While reaching children in fragile, conflict-affected states remains a logistical challenge, children in middle-income countries are left behind because of deeply engrained inequalities that are built into healthcare systems. It’s revealing that the three countries with the highest burden of child deaths from pneumonia are India, Nigeria and Pakistan – all middle-income countries.

What can countries do to address this injustice? The short is answer is much, much more.

And as I set out below, given its position as a global leader on vaccines, the UK’s role is critical.

Step two: transition away from user-fees and towards universal health coverage

Immunisation can help save lives, but sadly the primary healthcare systems needed to deliver immunisation are not always within the reach of all children. Countries should strengthen their healthcare systems as a matter of urgency, making progress towards Universal Health Coverage (UHC) – ensuring citizens have access to an essential package of good-quality healthcare, free at the point of use, that prioritises those furthest behind. Realising this vision calls for increased public investment in their health systems and the removal of out-of-pocket expenses, which are one of the greatest health inequalities.

The UK government is a global leader in vaccines and immunisation. UK Aid has helped immunise 76 million children against preventable diseases, saving 1.4 million lives. As the biggest donor of Gavi, the Vaccine Alliance, the UK has a critical role to play in helping to drive a global vaccine agenda that prioritises reaching the most deprived and marginalised children.

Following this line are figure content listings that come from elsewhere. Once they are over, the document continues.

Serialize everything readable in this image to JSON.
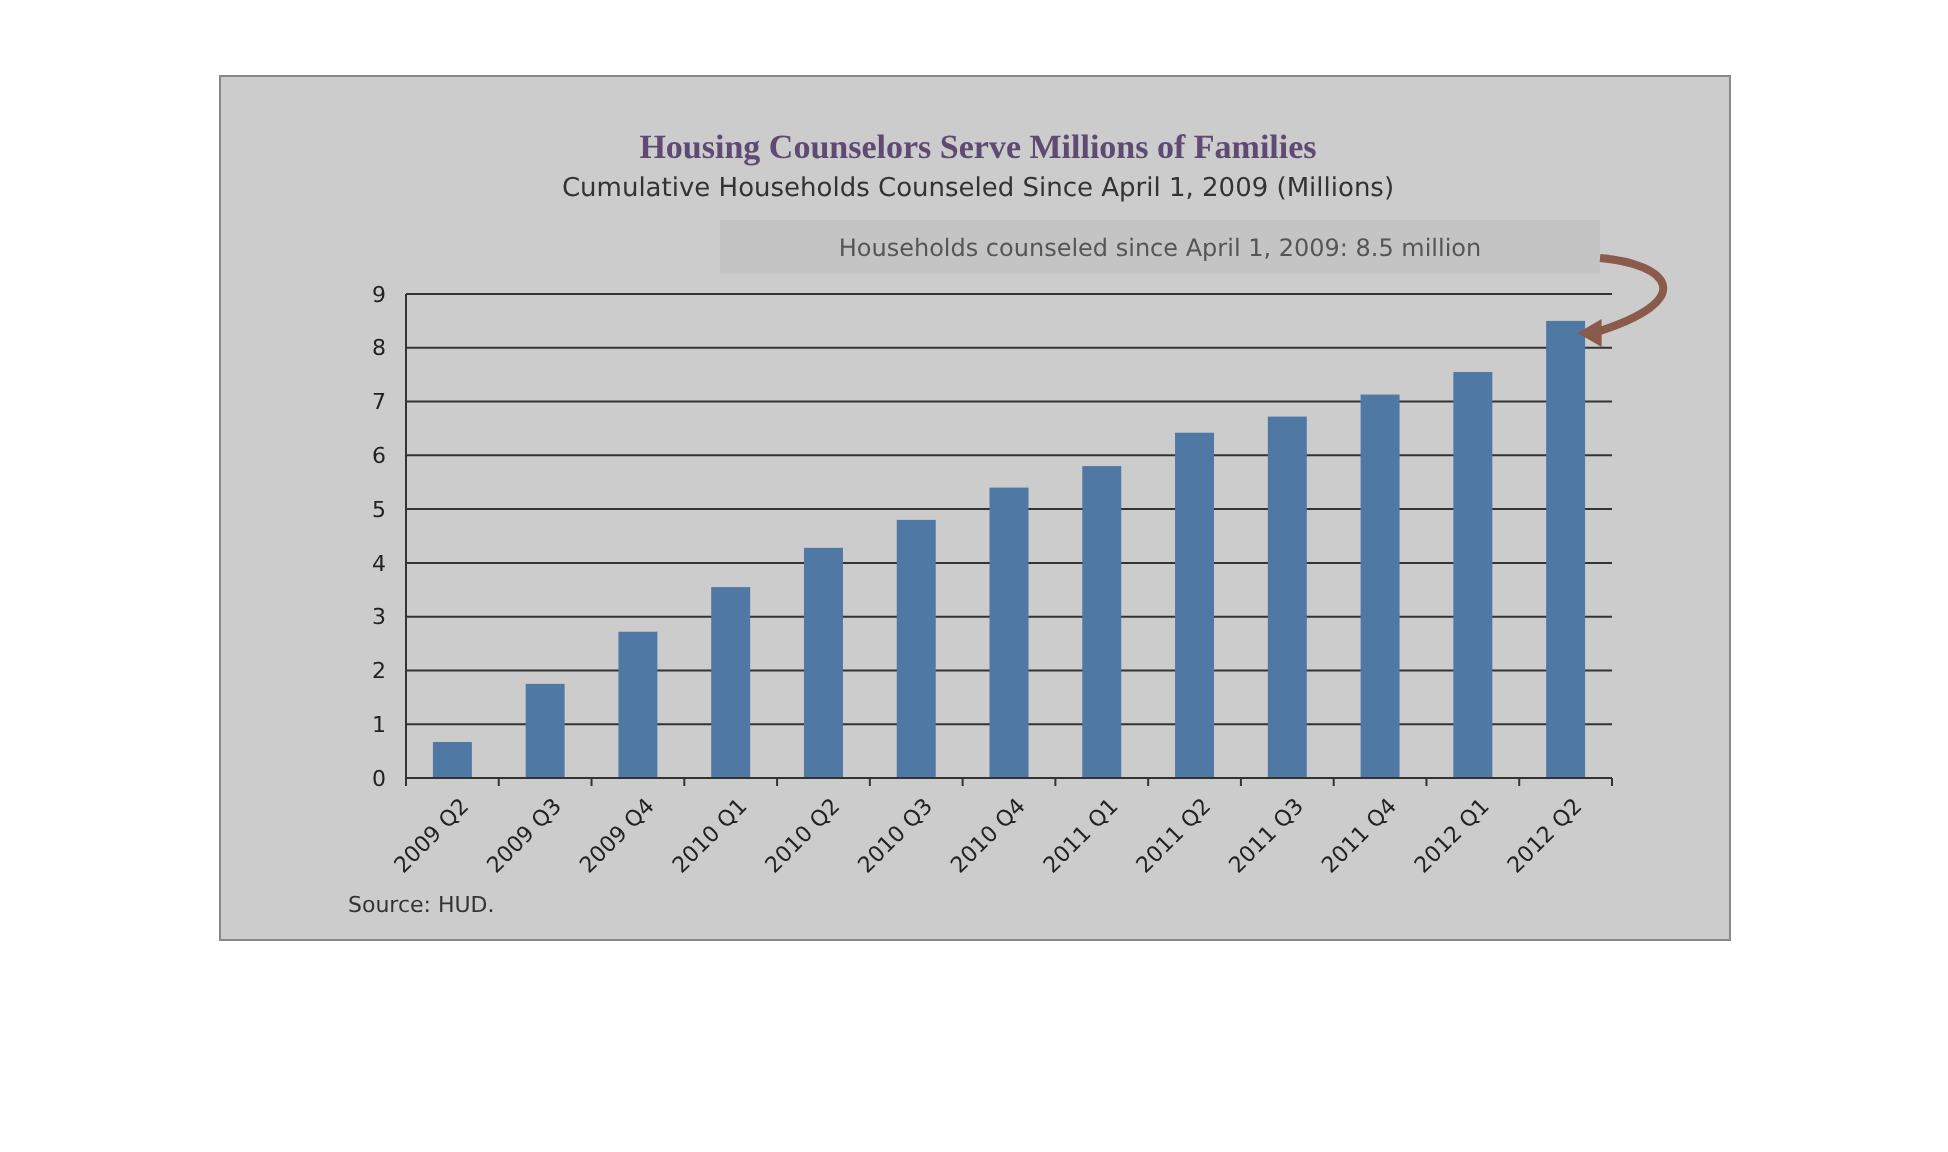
{
  "chart_data": {
    "type": "bar",
    "title": "Housing Counselors Serve Millions of Families",
    "subtitle": "Cumulative Households Counseled Since April 1, 2009 (Millions)",
    "categories": [
      "2009 Q2",
      "2009 Q3",
      "2009 Q4",
      "2010 Q1",
      "2010 Q2",
      "2010 Q3",
      "2010 Q4",
      "2011 Q1",
      "2011 Q2",
      "2011 Q3",
      "2011 Q4",
      "2012 Q1",
      "2012 Q2"
    ],
    "values": [
      0.67,
      1.75,
      2.72,
      3.55,
      4.28,
      4.8,
      5.4,
      5.8,
      6.42,
      6.72,
      7.13,
      7.55,
      8.5
    ],
    "color": "#4f78a4",
    "ylim": [
      0,
      9
    ],
    "yticks": [
      0,
      1,
      2,
      3,
      4,
      5,
      6,
      7,
      8,
      9
    ],
    "grid": "y",
    "annotations": [
      "Households counseled  since  April 1, 2009: 8.5 million",
      "Source:  HUD."
    ]
  }
}
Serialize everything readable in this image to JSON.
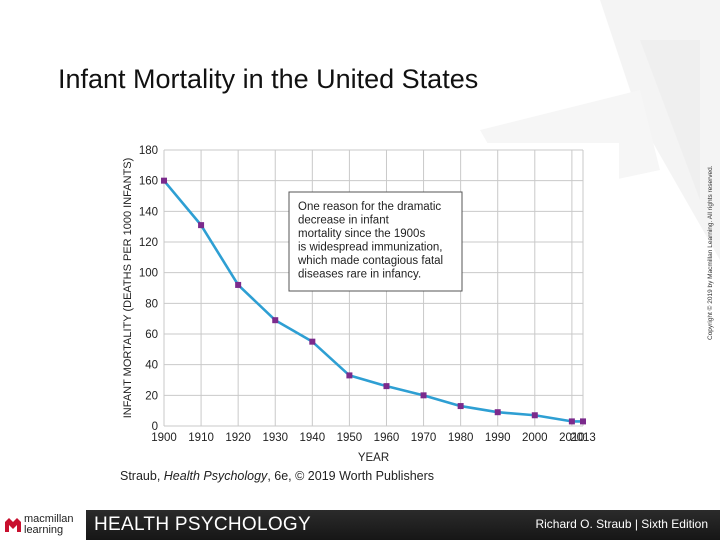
{
  "slide": {
    "title": "Infant Mortality in the United States"
  },
  "chart_data": {
    "type": "line",
    "title": "",
    "xlabel": "YEAR",
    "ylabel": "INFANT MORTALITY (DEATHS PER 1000 INFANTS)",
    "x": [
      1900,
      1910,
      1920,
      1930,
      1940,
      1950,
      1960,
      1970,
      1980,
      1990,
      2000,
      2010,
      2013
    ],
    "x_tick_labels": [
      "1900",
      "1910",
      "1920",
      "1930",
      "1940",
      "1950",
      "1960",
      "1970",
      "1980",
      "1990",
      "2000",
      "2010",
      "2013"
    ],
    "series": [
      {
        "values": [
          160,
          131,
          92,
          69,
          55,
          33,
          26,
          20,
          13,
          9,
          7,
          3,
          3
        ]
      }
    ],
    "y_ticks": [
      0,
      20,
      40,
      60,
      80,
      100,
      120,
      140,
      160,
      180
    ],
    "ylim": [
      0,
      180
    ],
    "grid": true,
    "annotation": "One reason for the dramatic decrease in infant mortality since the 1900s is widespread immunization, which made contagious fatal diseases rare in infancy.",
    "line_color": "#2e9fd3",
    "marker_color": "#7b2a8c",
    "grid_color": "#c9c9c9"
  },
  "credit": {
    "author": "Straub, ",
    "book": "Health Psychology",
    "rest": ", 6e, © 2019 Worth Publishers"
  },
  "copyright_vertical": "Copyright © 2019 by Macmillan Learning. All rights reserved.",
  "footer": {
    "brand_line1": "macmillan",
    "brand_line2": "learning",
    "book_title": "HEALTH PSYCHOLOGY",
    "author_edition": "Richard O. Straub | Sixth Edition",
    "brand_color": "#c8102e"
  }
}
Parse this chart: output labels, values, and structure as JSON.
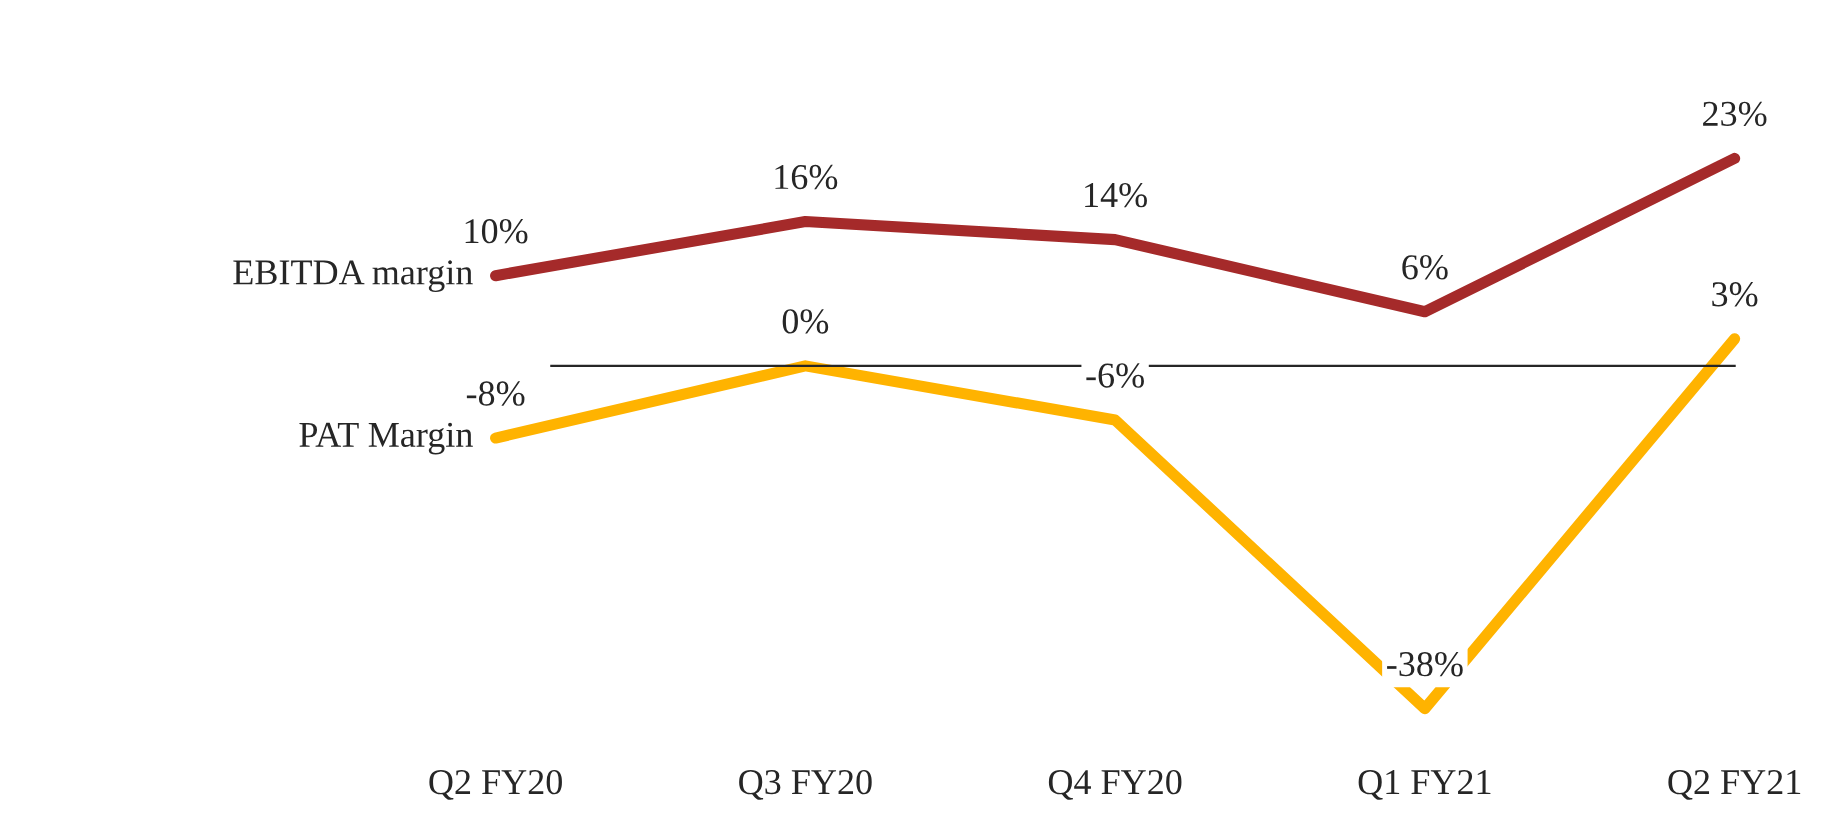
{
  "chart_data": {
    "type": "line",
    "categories": [
      "Q2 FY20",
      "Q3 FY20",
      "Q4 FY20",
      "Q1 FY21",
      "Q2 FY21"
    ],
    "series": [
      {
        "name": "EBITDA margin",
        "color": "#a52a2a",
        "values": [
          10,
          16,
          14,
          6,
          23
        ],
        "value_labels": [
          "10%",
          "16%",
          "14%",
          "6%",
          "23%"
        ]
      },
      {
        "name": "PAT Margin",
        "color": "#ffb300",
        "values": [
          -8,
          0,
          -6,
          -38,
          3
        ],
        "value_labels": [
          "-8%",
          "0%",
          "-6%",
          "-38%",
          "3%"
        ]
      }
    ],
    "marker": "none",
    "line_style": "solid",
    "grid": false,
    "legend": false
  }
}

The UK could complement its commitment to Gavi with action to address healthcare inequalities that leave children unimmunised – namely, by supporting countries’ and global efforts to drive progress on UHC. Our beloved NHS is the oldest embodiment of the principle of health for all. It’s only right then that the UK government supports other countries to make progress on UHC, or on achieving ‘health for all’).

This year a number of high-level discussions will take place on UHC. As a pioneer in UHC and a global leader in vaccines, the UK government should utilise these key political moments – such as the Commonwealth Health Ministers Meeting, the UN High-Level Meeting on UHC and the G20 – to champion ‘the fully immunised child’ and UHC.

The UK must ensure that these high-level gatherings result in tangible commitments from donors and development partners to support nationally driven UHC plans and strengthen domestic resource mobilisation.

So that no child is ever again left behind unimmunised.